EL escalofriante accidente de un microbús de la línea C-5 en la Campana no puede ser despachado con la teoría de la resignación. ¿Era inevitable? Tampoco basta con retirar los cuatro microbuses de la marca Mercedes (eléctricos, por cierto) como los que originaron el siniestro, en el que dos mujeres sufrieron graves heridas. Imaginen que un microbús se va a empotrar contra el escaparate de Zara, en la esquina de la plaza del Duque y la Campana, a las 15:15 horas del sábado 7 de diciembre, en pleno puente de la Inmaculada, con el centro repleto de público. Lo primero que pensaríamos es que originaría varias víctimas mortales.
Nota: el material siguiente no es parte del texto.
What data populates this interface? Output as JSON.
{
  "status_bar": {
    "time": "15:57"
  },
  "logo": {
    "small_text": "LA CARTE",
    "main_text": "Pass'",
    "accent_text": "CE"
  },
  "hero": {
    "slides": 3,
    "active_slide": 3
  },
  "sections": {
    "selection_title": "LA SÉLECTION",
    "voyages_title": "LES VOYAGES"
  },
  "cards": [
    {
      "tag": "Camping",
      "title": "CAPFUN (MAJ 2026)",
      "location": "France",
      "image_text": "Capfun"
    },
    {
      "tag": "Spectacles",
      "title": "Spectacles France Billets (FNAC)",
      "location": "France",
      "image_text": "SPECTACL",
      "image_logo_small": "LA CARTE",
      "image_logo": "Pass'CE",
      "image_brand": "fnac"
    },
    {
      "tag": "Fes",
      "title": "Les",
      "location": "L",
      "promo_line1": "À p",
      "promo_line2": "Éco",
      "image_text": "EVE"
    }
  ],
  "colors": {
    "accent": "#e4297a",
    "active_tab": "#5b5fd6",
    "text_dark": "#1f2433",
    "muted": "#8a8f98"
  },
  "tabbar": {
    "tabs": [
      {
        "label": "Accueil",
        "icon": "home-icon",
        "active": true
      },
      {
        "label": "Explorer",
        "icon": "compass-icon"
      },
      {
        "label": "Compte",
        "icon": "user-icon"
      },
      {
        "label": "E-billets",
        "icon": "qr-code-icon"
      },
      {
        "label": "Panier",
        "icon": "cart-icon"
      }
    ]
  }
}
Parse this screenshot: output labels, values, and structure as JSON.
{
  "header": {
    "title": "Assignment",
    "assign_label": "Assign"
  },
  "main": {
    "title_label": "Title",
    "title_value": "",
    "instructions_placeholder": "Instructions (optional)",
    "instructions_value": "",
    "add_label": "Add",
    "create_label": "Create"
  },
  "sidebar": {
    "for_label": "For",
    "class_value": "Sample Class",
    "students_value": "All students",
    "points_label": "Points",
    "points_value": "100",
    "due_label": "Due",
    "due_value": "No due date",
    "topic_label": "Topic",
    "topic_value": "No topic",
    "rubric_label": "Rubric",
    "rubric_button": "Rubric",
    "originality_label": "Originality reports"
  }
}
No ha sido el caso. Aunque la foto de la mujer estrellada contra el escaparate es terrible. Que el accidente no haya tenido peores consecuencias se debe considerar un milagro, quizá porque el lugar está bastante santificado, ya que por esa esquina pasan los Cristos y las Vírgenes en Semana Santa, antes de entrar hacia el palquillo. O habrá sido que la Concepción, que es vecina, salió al quite en sus vísperas.